Correct GPU memory allocation

dr.interned · November 30, 2021, 1:07pm

Hello

I have a server equipped with 3 Quadro P2000 and one GTX 1050. Quadros have 5GB of video memory and GTX has 4GB. I use DataParallel for multi gpu processing. But i notised, that batch size limited to 4gb and when i try to increase batch size I catch OOM on GTX.
For example if i use batch size 50 GTX memory is full, but each Quadro use only 4GBs instead of 5GB. So I got 3GB of unused GPU Ram in total. And when I increase batch size to 56 I catch OOM beacuse the GTX memory is full.

So the question is: What is the correct way to use all available gpu memory

I use this code to parallalize training

net = model()
    if torch.cuda.device_count() > 1:
        net = torch.nn.DataParallel(net, device_ids=list(range(torch.cuda.device_count()))) 
    net.to('cuda')

Ps. GTX index is 0

Thank you for your support !!!

eqy · November 30, 2021, 10:50pm

I believe DataParallel assumes identical or very similar GPUs give the _check_balance warning here:
torch.nn.parallel.data_parallel — PyTorch 1.10.0 documentation

However, you may want to check that using the 1050 is beneficial from a load-balancing perspective to begin with as it may be bottlenecking training compared to the P2000s even when accounting for the difference in available memory.

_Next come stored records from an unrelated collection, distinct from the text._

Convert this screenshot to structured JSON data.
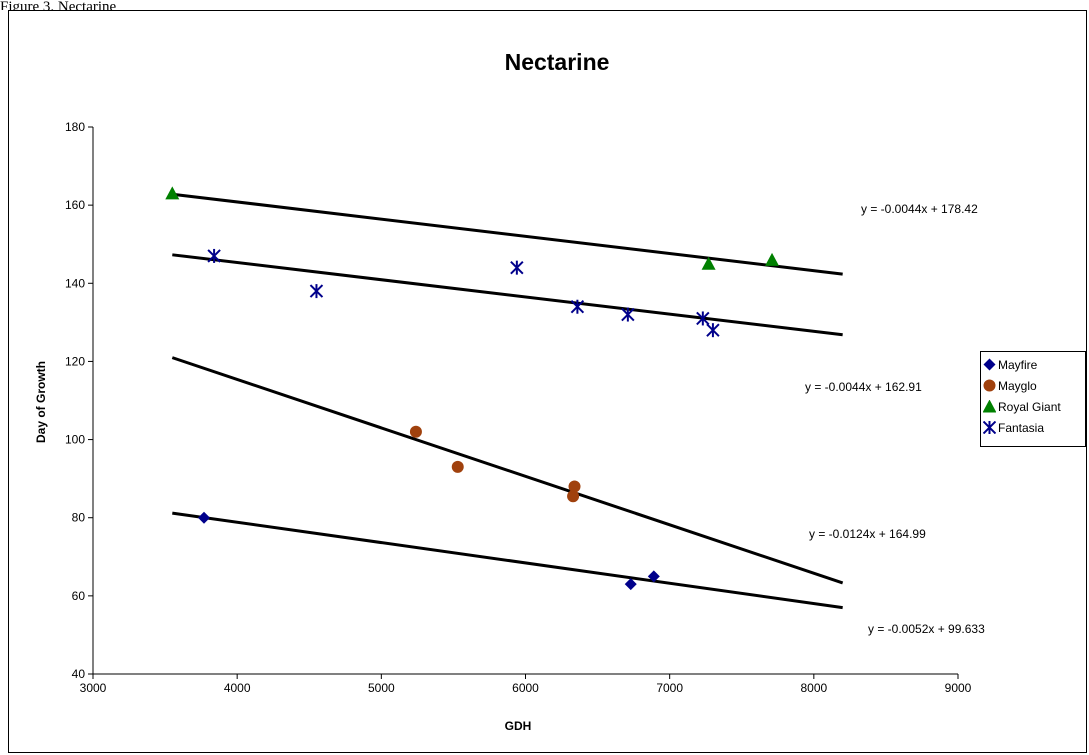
{
  "caption": "Figure 3. Nectarine",
  "chart_data": {
    "type": "scatter",
    "title": "Nectarine",
    "xlabel": "GDH",
    "ylabel": "Day of Growth",
    "xlim": [
      3000,
      9000
    ],
    "ylim": [
      40,
      180
    ],
    "x_ticks": [
      3000,
      4000,
      5000,
      6000,
      7000,
      8000,
      9000
    ],
    "y_ticks": [
      40,
      60,
      80,
      100,
      120,
      140,
      160,
      180
    ],
    "grid": false,
    "legend_position": "right",
    "series": [
      {
        "name": "Mayfire",
        "color": "#00008B",
        "marker": "diamond",
        "points": [
          [
            3770,
            80
          ],
          [
            6730,
            63
          ],
          [
            6890,
            65
          ]
        ]
      },
      {
        "name": "Mayglo",
        "color": "#A0410D",
        "marker": "circle",
        "points": [
          [
            5240,
            102
          ],
          [
            5530,
            93
          ],
          [
            6330,
            85.5
          ],
          [
            6340,
            88
          ]
        ]
      },
      {
        "name": "Royal Giant",
        "color": "#008000",
        "marker": "triangle",
        "points": [
          [
            3550,
            163
          ],
          [
            7270,
            145
          ],
          [
            7710,
            146
          ]
        ]
      },
      {
        "name": "Fantasia",
        "color": "#00008B",
        "marker": "asterisk",
        "points": [
          [
            3840,
            147
          ],
          [
            4550,
            138
          ],
          [
            5940,
            144
          ],
          [
            6360,
            134
          ],
          [
            6710,
            132
          ],
          [
            7230,
            131
          ],
          [
            7300,
            128
          ]
        ]
      }
    ],
    "trendlines": [
      {
        "series": "Royal Giant",
        "slope": -0.0044,
        "intercept": 178.42,
        "x_range": [
          3550,
          8200
        ],
        "label": "y = -0.0044x + 178.42"
      },
      {
        "series": "Fantasia",
        "slope": -0.0044,
        "intercept": 162.91,
        "x_range": [
          3550,
          8200
        ],
        "label": "y = -0.0044x + 162.91"
      },
      {
        "series": "Mayglo",
        "slope": -0.0124,
        "intercept": 164.99,
        "x_range": [
          3550,
          8200
        ],
        "label": "y = -0.0124x + 164.99"
      },
      {
        "series": "Mayfire",
        "slope": -0.0052,
        "intercept": 99.633,
        "x_range": [
          3550,
          8200
        ],
        "label": "y = -0.0052x + 99.633"
      }
    ]
  }
}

my3bikaht · December 1, 2021, 8:26am

Also take a look at this post:

dr.interned · December 2, 2021, 5:00pm

Seems like Distributed Data Parallel is the solution. Thanks a lot!!! I’ll try this

dr.interned · December 2, 2021, 5:02pm

Thank you for your reply! It looks like regular dataParallel is not the best way for multi gpu training. Thank you!